Stocking with pike
Increasingly carried out melioration of meadows and arable lands contributes to a gradual decrease in the water level in many reservoirs. From the fishing point of view, this is a disadvantage, as it limits the area of the coastal zone, where spawning and development of juvenile forms of many valuable species take place. Fish with specific environmental requirements are the most endangered, adapting to changed conditions with difficulty.
The successful course of pike spawning depends on the presence of an appropriate plant base at the bottom of the shallowest parts of the reservoir or within coastal lagoon lands. Due to the lowering of the lake level, many such places remain beyond the edge of the water surface.
Reducing the area of available spawning grounds leads to an excessive density of fish participating in breeding and, as a result, to the grouping of a large number of offspring in a limited space, to strong food competition and possibly to cannibalism. In addition, sudden drops in the water level after successful spawning can have catastrophic effects on spawning close to the shore or on the youngest larvae remaining in this zone.. In such situations, restocking may turn out to be a necessary procedure to maintain the state of the stock in the dimension dictated by economic needs..
Ever since the view has been revised, according to which the effectiveness of restocking was to exceed the effects of natural reproduction, it is recommended to first take measures to improve the spawning conditions. One of them is the protection of the reproductive period, purposeful, especially near spawning grounds ensuring its successful course. Fishing for artificial spawning should be abandoned in such places, and spring fishing to be carried out in regions, where, despite the lack of proper substrate, spawning groups are formed, or in tanks, in which the aim is to limit the number of pikes.

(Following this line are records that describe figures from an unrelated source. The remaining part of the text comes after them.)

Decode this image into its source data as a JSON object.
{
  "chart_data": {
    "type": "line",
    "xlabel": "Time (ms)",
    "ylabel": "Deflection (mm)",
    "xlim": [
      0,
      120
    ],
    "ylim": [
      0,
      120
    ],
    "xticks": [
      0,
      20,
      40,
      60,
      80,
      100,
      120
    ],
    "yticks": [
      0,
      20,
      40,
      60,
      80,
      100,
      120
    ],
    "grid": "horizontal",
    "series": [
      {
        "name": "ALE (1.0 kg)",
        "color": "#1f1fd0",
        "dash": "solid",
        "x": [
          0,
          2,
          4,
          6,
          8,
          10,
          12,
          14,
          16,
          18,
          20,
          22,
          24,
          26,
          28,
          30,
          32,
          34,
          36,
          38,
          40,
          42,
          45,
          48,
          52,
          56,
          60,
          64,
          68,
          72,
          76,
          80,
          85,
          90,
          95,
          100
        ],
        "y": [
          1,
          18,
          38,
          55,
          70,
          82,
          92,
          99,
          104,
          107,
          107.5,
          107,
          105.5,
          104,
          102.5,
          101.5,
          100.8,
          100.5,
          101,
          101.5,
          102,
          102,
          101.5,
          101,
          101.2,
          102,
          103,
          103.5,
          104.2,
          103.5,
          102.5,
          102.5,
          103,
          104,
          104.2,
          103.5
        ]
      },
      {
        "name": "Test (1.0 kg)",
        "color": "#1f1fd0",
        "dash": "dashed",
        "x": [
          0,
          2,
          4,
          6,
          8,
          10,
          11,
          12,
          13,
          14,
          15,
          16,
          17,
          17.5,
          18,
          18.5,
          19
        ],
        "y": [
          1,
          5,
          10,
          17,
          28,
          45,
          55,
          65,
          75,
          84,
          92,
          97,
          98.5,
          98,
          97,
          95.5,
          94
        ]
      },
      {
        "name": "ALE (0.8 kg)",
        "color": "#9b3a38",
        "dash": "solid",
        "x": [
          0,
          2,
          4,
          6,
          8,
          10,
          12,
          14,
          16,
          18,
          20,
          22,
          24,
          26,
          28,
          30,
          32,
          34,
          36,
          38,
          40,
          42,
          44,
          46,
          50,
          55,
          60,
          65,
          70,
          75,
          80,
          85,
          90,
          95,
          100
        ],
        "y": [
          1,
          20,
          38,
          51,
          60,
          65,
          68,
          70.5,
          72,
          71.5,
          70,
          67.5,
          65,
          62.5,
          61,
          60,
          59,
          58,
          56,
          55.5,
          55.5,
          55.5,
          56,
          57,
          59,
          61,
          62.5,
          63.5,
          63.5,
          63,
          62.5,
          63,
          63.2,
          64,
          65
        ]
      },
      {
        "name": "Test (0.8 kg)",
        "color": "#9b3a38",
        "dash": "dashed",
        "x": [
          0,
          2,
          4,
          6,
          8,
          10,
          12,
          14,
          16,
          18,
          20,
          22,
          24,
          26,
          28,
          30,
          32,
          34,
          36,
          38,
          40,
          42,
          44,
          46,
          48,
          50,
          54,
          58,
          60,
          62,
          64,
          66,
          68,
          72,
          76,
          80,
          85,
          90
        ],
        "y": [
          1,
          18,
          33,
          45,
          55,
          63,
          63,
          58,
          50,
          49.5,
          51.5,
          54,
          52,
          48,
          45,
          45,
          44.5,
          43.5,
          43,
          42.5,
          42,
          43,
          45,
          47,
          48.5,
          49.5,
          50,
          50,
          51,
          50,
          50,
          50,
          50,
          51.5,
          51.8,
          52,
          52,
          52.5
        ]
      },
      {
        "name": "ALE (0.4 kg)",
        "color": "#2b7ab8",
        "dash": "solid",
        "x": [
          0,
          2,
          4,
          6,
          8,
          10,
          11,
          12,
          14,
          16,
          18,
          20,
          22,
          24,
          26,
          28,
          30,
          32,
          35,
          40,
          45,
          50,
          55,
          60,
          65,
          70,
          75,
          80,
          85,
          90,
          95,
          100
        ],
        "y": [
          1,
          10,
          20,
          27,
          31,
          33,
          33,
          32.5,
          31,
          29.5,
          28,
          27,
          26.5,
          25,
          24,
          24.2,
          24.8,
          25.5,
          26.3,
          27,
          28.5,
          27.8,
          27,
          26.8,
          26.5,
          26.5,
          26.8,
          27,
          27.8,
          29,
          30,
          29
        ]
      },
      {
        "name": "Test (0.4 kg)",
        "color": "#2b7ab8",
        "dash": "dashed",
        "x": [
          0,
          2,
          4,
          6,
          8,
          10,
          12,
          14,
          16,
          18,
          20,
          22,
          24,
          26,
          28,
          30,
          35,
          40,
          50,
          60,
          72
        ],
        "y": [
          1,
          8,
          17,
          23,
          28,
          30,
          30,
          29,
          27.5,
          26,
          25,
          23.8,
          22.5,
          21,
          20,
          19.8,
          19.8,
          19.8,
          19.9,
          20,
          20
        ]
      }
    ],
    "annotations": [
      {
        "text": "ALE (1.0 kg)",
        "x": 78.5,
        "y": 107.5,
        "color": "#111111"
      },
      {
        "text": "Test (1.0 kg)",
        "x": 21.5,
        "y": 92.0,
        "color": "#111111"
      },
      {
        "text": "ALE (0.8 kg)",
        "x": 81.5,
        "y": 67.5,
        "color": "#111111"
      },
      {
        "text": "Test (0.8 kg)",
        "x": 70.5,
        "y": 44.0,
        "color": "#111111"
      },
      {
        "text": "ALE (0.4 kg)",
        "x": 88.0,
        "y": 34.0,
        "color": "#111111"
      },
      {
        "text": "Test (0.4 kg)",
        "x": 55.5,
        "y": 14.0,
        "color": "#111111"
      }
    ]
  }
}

Another measure commonly used to increase the reproductive capacity of fish is the setting of the economic dimension, below which fishing is prohibited. This is to ensure that each individual in the population can participate in the act of reproduction at least once.
Pike protective dimension (in year 1980), determined by the order of the Ministry of Agriculture - 30 cm of total length, it does not meet this condition and should be raised in tanks, in which the genre deserves to be supported. The benefit of a higher economic dimension will also be ensured by very large annual weight gains of older individuals and only the increasing harmfulness of their impact on other species included in the fish stock is the factor limiting the upper limit.
If there are possibilities to adjust the water level, it is advisable to keep it during the spawning and development period of the larvae near the maximum height. A deliberate treatment is sowing grass in non-overgrown areas, a covered by the deluge expected in the spring. The construction of artificial armchairs, which was rarely practiced during pike spawning, gave good results in the regions of the Rybinsk Reservoir deprived of substrate. (Zacharowa, 1953). Spawners were eager to spawn in garlands from juniper and spruce branches, attached to the poles, which were mounted at a depth of 20-30 cm, perpendicular or parallel to the shore. After losing its stickiness, the roe fell to the bottom, then the chairs were moved to other places. However, this method fails in areas accessible to perch (Krupauer, Point, 1965), and, moreover, it can only be recommended after examining how the hatching larvae cope with the lack of vegetation.